You can achieve financial stability without a budget; it’s like assembling DIY furniture without the instructions. It takes 10 times as long, leads to fights with your significant other and never looks like the picture on the box. And, almost everyone attempts to do both at least once during their lifetime.
Sure, there’s a challenge in puzzling out the 50 pieces of a bed frame, but there’s a lot more at stake with your money. Increase your chances of success by following the directions and keeping it simple.
1. Essential Expenses
First, determine your total monthly in-pocket income. Leave out taxes and business outlays, but include automatic payments such as employer insurance or 401(k) deductions for an accurate picture of your expenses. Now, budget up to one-half of that total for essential expenses, including housing, basic utilities, groceries, healthcare, auto insurance Newark DE and child costs.
2. Lifestyle Expenses
After you meet your living costs, give yourself an allowance of no more than one-third of your total income for enjoyment and creature comforts. Determining whether an expense is necessary or discretionary, however, might look different for each individual. For example, classes at a community college might be necessary for a CPA, but elective for a landscaper with a penchant for knowledge.

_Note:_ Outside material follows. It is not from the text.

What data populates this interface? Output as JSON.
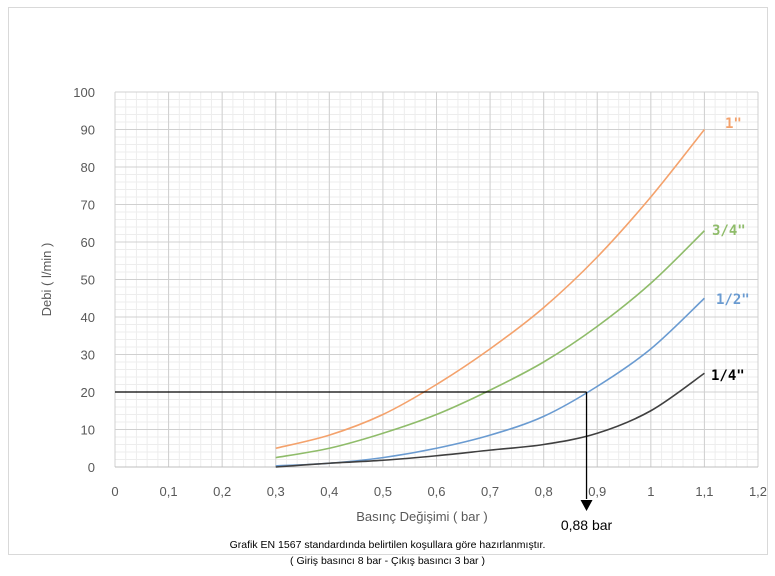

3. Savings and Debt Repayment
Finally, allocate at least one-fifth — more, if you didn’t max out your essential and lifestyle expense budgets — to build your savings and repay any debt obligations. The specifics depend on your finances and debts, but you can form your plan based on this generally accepted hierarchy:
- Save for emergencies
- Match employer 401(k) contributions
- Pay off unsecured debts with the highest rate
- Boost your retirement savings
- Boost your emergency savings
- Increase remaining loan payments
Of course, finishing the planning stage is often where the simple part ends. You might need hard-core discipline to stick to your budget, especially if you need to adjust your lifestyle or spending patterns. Like any other good habit, the more you practice, the easier it gets, and financial peace of mind is way better than an exquisitely assembled bed frame.